Core for a set of prime divisors

Statement

Suppose ${\displaystyle G}$ is a finite group and ${\displaystyle \pi }$ is a set of prime numbers (we may without loss of generality assume that ${\displaystyle \pi }$ only includes primes that divide the order of ${\displaystyle G}$). The ${\displaystyle \pi }$-core of ${\displaystyle G}$, denoted ${\displaystyle O_{\pi }(G)}$ is defined in the following equivalent ways:

• It is the subgroup generated by all normal ${\displaystyle \pi }$-subgroups, i.e., all normal subgroups for which the prime divisors of their order are in ${\displaystyle \pi }$.
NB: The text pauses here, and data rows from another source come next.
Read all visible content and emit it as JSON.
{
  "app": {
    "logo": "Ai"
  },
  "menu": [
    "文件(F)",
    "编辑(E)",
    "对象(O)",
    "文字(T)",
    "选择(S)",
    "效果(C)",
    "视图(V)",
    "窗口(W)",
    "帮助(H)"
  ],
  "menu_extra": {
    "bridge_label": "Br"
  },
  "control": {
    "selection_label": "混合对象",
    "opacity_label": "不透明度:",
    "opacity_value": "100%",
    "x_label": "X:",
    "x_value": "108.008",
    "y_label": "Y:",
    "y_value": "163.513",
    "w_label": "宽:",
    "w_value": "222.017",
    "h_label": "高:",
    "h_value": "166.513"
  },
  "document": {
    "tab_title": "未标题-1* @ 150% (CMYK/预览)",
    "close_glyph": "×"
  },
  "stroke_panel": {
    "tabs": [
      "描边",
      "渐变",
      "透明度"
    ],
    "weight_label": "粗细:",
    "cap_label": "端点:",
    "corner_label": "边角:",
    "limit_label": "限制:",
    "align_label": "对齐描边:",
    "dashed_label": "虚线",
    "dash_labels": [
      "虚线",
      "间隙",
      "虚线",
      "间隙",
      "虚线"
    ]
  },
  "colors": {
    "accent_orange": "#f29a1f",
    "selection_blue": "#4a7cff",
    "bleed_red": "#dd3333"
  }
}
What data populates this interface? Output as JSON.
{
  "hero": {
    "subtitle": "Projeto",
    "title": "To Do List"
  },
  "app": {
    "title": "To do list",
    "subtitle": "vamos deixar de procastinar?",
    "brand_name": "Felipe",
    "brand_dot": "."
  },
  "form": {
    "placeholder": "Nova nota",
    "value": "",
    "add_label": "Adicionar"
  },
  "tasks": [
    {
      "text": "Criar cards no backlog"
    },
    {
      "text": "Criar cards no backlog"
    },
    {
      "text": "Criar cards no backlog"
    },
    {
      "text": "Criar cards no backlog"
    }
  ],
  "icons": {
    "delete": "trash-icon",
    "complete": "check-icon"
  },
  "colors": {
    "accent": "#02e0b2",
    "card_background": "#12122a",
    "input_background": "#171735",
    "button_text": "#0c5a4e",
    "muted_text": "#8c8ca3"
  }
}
• It is the subgroup generated by all characteristic ${\displaystyle \pi }$-subgroups, i.e., all characteristic subgroups for which the prime divisors of their order are in ${\displaystyle \pi }$.
• It is the unique largest normal ${\displaystyle \pi }$-subgroup of ${\displaystyle G}$.
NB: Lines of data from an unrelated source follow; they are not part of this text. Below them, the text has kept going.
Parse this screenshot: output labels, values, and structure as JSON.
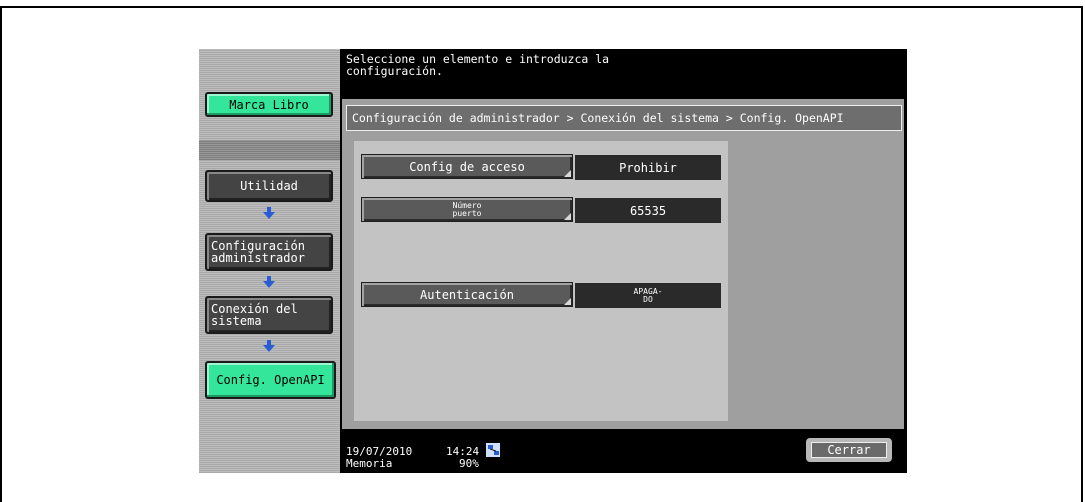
{
  "sidebar": {
    "bookmark_label": "Marca Libro",
    "nav": [
      {
        "label": "Utilidad"
      },
      {
        "label_line1": "Configuración",
        "label_line2": "administrador"
      },
      {
        "label_line1": "Conexión del",
        "label_line2": "sistema"
      },
      {
        "label": "Config. OpenAPI"
      }
    ]
  },
  "message": {
    "line1": "Seleccione un elemento e introduzca la",
    "line2": "configuración."
  },
  "breadcrumb": "Configuración de administrador > Conexión del sistema > Config. OpenAPI",
  "settings": [
    {
      "label": "Config de acceso",
      "value": "Prohibir"
    },
    {
      "label_line1": "Número",
      "label_line2": "puerto",
      "value": "65535"
    },
    {
      "label": "Autenticación",
      "value_line1": "APAGA-",
      "value_line2": "DO"
    }
  ],
  "status": {
    "date": "19/07/2010",
    "time": "14:24",
    "memory_label": "Memoria",
    "memory_value": "90%"
  },
  "close_label": "Cerrar",
  "icons": {
    "arrow": "arrow-down-icon",
    "network": "network-icon"
  },
  "colors": {
    "accent_green": "#33e69a",
    "arrow_blue": "#2a5bd7"
  }
}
• It is the unique largest characteristic ${\displaystyle \pi }$-subgroup of ${\displaystyle G}$.
• It is the subgroup generated by ${\displaystyle O_{p}(G)}$ for all ${\displaystyle p\in \pi }$, where ${\displaystyle O_{p}(G)}$ is the normal core of any ${\displaystyle p}$-Sylow subgroup, or equivalently, is the largest normal ${\displaystyle p}$-subgroup.